Collisional Relaxation of a Strongly Magnetized, Two Isotope, Pure Ion Plasma

The collisional relaxation of a strongly magnetized pure ion plasma\footnote{P.J. Hjorth and T.M. O'Neil, Phys. Fluids 26, 2128 (1983).} that is composed of two species with slightly different mass is discussed. We have in mind two isotopes of the same singly ionized atom. Parameters are assumed to be ordered as $\Omega_{c1}$, $\Omega_{c2} \gg | \Omega_{c1} - \Omega_{c2} | \gg \overline{v} / b$, where $\Omega_{c1}$ and $\Omega_{c2}$ are the two cyclotron frequencies, $\overline{v}$ is the thermal velocity, and $b$ is the classical distance of closest approach. For this ordering, the total cyclotron action for the two species, $J_1 = \sum_{ j \epsilon 1} m_1 v_{{\perp}_1}^2 / 2 \Omega_{c1}$ and $J_2 = \sum_{ j \epsilon 2} m_2 v_{{\perp}_j}^2 / 2 \Omega_{c2}$, are adiabatic invariants that constrain the collisional dynamics.

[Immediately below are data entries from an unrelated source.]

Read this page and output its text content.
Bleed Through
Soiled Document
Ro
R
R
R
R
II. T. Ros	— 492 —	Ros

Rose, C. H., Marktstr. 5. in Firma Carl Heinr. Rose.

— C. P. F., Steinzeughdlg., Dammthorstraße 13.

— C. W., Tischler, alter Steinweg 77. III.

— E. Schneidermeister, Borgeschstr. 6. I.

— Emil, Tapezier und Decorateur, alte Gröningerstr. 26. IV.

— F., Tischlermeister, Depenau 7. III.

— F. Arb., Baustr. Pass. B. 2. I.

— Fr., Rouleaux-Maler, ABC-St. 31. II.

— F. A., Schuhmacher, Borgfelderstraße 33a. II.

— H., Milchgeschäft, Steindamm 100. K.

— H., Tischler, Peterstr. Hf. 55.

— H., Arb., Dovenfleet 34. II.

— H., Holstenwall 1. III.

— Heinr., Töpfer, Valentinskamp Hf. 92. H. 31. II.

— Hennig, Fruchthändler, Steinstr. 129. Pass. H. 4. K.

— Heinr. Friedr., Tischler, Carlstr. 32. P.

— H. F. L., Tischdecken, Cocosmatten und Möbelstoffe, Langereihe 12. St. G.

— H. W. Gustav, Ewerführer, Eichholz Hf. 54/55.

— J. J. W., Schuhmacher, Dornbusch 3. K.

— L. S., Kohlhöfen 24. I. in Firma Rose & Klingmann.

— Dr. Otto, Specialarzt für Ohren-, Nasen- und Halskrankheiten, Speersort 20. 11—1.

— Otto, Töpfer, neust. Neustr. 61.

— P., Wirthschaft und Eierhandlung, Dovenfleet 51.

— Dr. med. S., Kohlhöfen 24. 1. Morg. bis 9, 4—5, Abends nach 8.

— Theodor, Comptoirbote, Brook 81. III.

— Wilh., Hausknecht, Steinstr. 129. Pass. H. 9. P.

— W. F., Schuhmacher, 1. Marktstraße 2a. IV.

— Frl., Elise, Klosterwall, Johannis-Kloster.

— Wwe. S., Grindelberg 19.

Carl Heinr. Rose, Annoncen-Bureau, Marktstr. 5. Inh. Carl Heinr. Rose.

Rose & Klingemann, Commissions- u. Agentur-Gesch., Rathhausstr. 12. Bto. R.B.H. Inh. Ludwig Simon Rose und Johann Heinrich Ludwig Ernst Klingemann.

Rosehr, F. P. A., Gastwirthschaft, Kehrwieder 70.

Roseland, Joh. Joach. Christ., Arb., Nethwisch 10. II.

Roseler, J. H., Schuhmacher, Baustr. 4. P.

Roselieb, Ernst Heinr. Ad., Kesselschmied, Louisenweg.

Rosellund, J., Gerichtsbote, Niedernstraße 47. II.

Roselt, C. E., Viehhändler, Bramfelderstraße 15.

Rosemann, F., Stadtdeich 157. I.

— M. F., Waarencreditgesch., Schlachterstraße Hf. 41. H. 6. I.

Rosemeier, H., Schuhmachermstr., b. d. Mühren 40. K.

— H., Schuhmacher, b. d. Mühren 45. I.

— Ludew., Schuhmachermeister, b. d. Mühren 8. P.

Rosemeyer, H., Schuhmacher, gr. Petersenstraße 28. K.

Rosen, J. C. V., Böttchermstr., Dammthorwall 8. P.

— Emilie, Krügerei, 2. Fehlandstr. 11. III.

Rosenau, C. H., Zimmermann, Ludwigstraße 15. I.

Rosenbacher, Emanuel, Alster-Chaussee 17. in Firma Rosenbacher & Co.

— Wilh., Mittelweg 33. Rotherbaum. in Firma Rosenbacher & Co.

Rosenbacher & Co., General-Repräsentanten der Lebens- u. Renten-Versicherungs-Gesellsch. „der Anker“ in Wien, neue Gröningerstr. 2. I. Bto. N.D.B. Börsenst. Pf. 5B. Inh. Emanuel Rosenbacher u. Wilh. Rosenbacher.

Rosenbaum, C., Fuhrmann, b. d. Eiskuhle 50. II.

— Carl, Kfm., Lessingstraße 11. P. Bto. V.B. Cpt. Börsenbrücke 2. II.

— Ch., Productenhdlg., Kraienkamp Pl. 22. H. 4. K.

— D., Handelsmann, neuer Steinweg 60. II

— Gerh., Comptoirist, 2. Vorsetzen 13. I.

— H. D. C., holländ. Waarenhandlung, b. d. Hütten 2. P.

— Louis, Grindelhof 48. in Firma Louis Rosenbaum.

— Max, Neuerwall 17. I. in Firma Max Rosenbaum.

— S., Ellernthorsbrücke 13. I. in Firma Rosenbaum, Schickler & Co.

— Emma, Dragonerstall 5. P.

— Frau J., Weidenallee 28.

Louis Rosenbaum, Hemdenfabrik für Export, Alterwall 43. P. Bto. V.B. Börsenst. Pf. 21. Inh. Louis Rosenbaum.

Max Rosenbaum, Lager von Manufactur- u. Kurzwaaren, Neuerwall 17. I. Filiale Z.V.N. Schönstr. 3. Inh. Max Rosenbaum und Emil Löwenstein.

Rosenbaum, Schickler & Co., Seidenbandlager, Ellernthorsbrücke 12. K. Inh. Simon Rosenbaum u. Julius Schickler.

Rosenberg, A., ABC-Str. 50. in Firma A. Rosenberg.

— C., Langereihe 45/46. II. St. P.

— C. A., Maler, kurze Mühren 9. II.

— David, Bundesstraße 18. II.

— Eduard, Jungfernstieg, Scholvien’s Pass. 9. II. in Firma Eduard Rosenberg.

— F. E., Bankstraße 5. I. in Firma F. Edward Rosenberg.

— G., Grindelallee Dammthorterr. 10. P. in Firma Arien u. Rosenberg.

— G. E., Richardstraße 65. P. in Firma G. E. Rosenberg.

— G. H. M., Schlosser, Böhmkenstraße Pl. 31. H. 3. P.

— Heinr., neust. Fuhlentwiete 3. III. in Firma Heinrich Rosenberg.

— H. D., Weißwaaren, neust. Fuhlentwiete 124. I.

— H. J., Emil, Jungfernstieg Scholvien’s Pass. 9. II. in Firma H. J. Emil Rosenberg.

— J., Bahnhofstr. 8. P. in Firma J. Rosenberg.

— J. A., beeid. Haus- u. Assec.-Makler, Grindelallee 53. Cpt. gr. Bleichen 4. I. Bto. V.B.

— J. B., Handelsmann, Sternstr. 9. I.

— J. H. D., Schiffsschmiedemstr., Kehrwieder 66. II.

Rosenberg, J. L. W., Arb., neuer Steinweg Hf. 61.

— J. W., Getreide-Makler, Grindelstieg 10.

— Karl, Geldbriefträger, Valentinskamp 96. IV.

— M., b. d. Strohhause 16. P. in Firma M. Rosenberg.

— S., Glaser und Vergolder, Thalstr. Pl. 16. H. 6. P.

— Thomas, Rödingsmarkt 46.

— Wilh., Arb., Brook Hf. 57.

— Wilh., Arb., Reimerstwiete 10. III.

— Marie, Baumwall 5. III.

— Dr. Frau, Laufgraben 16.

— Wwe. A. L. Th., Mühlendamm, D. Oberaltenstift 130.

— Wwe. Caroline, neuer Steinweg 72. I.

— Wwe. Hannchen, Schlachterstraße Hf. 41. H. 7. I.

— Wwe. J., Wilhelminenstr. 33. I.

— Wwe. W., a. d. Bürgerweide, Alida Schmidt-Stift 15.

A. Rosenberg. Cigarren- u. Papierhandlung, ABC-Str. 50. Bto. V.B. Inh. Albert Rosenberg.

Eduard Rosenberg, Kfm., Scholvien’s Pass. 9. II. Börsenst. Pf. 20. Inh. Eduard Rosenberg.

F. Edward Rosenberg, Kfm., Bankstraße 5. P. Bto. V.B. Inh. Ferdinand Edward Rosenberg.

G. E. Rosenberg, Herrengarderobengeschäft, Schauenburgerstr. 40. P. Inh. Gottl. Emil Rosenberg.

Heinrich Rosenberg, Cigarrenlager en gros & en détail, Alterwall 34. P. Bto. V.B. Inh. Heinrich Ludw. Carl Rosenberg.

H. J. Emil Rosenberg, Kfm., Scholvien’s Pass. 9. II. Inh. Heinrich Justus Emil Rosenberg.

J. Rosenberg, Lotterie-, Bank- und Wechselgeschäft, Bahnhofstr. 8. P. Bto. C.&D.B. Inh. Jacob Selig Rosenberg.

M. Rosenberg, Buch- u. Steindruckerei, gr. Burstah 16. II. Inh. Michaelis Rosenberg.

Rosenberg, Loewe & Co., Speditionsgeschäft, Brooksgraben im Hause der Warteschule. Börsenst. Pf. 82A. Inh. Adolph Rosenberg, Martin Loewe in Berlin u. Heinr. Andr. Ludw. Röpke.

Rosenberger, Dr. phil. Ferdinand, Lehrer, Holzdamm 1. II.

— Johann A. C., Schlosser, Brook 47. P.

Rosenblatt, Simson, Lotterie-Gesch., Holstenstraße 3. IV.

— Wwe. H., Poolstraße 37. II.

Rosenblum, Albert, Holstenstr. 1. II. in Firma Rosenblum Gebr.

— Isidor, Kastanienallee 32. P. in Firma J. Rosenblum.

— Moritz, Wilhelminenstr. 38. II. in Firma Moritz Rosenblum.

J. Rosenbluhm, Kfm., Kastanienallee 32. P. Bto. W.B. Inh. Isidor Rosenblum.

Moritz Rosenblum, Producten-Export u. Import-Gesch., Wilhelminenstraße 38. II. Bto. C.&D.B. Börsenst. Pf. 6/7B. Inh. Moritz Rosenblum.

On the time scale of a few collisions, entropy is maximized subject to the constancy of the total Hamiltonian $H$ and the two actions $J_1$ and $J_2$, yielding a Gibbs distribution of the form $\exp [ - H/T - \alpha_1 J_1 - \alpha_2 J_2 ]$. Collisional relaxation to the usual Gibbs distribution, $\exp [ - H/T ]$, takes place on two time scales, each of which is exponentially longer than the usual collisional time scale. First, the two species share action so that $\alpha_1$ and $\alpha_2$ relax to a common value $\alpha$. On an even longer time scale, the total action ceases to be a good constant of the motion and $\alpha$ relaxes to zero.